Since I last wrote about my objection to a boycott of a certain well-known web retailer, the situation has changed. The British government is proposing a change in the law to prevent some 'tax efficiencies' from being used. It remains to be seen whether that will help, or whether a new loophole will be discovered.

This, of course, leaves the other objection about treatment and pay for their staff.

Don't get me wrong

I am no apologist for companies trying to get away with paying staff as little as possible while reducing their tax liability as far as possible. But I fail to see why anyone would expect them to act any differently.

Yes, I'd like people to be paid an decent wage for a day's work.

No, I don't think that ludicrously low wages should be propped up by tax credits from the state - because that's effectively the state subsidising the profits of large multinational companies by making it possible for their employees to work for starvation wages.

If a human being needs to earn a minimum salary in order to buy food, clothes, and shelter then why on earth would the 'minimum wage' be any less than that?

If a company can't operate by paying proper wages then its business model is fundamentally flawed and it should be allowed to go bankrupt rather than relying on state handouts.

But it's not that, is it? They just want to make more profit and they can. So the minimum wage needs to go up. The profits can either come down - or they can charge more for their goods or services.

Anything else is market distortion. And we wouldn't want that, would we?

Market distortion is a good thing

Of course it is. And this is why a boycott is wrong.

If we, the great unwashed, the plebs, the salt of the earth, decide that we can change the behaviour of a large company by boycott then it means we have accepted that the free market has all the answers.

It means that we accept that change can only come about because of where the money goes. If it stops going to one company, that company will work out why people don't like it any more and try to change.

Which means that governments can wash their hands of any responsibility for looking out for the interests of its citizens. Don't like the actions of company A? Don't buy anything from them and the free market will do the rest.

No.

The role of a government is to look out for the interests of its citizens. And if something is being done which is against the interests of the citizens of a country (e.g. paying starvation wages, propping up your business model with state handouts, reducing your tax bill to near zero) - it is for the government to step in and fix laws and regulations so they work in the interest of the majority.

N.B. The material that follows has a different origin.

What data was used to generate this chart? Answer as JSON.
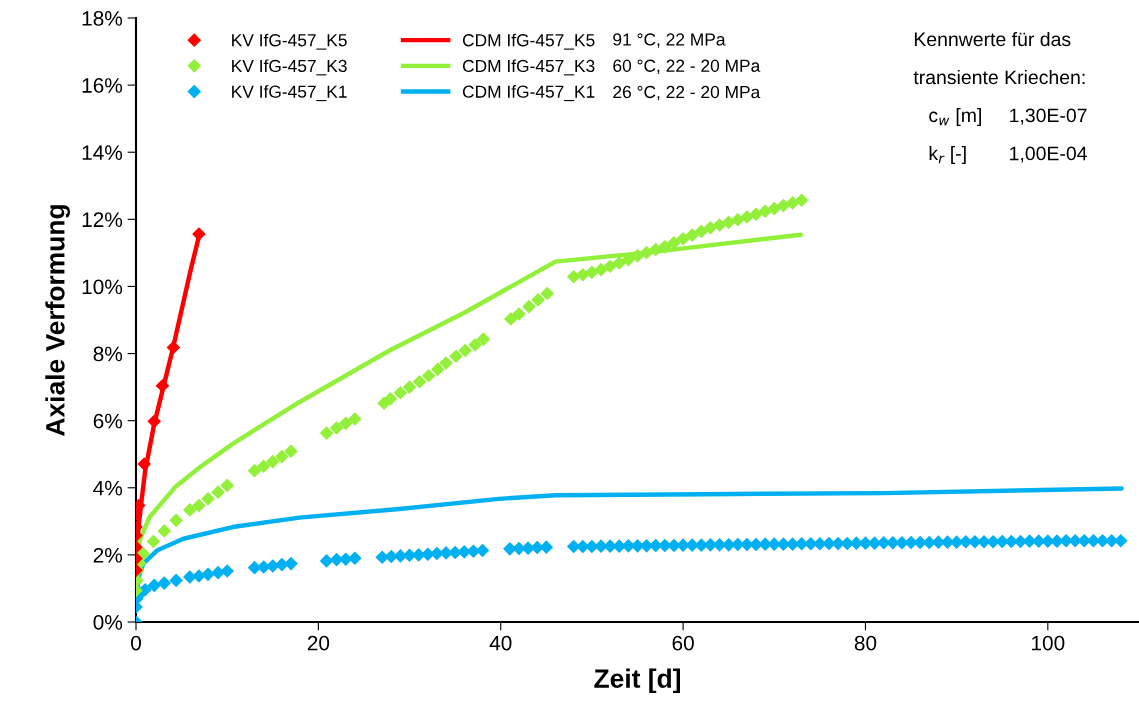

In other words, the government must distort the market. Because the alternative is unthinkable.

The boycott wouldn't work anyway

Sure, you might deprive a company of a million or two. But that's hardly going to be an incentive for them to start paying hundreds of millions more in tax and salary. Sorry.

Silly analogy - or a clumsy attempt to show why laws are better than market forces

Company D decides that they'll make a television programme in which random people are punched in the street - and their reactions captured in slow-motion high-definition.

Should we wait to see if anyone watches it? If so, the revenue from advertising will prove that the market approves - and a small amount of the profit could deal with the lawsuits and medical bills.

Or should the government stop them, perhaps by enacting a law forbidding that sort of violence, coupled with a law enforcement mechanism, perhaps including a police force, a judiciary and some prisons?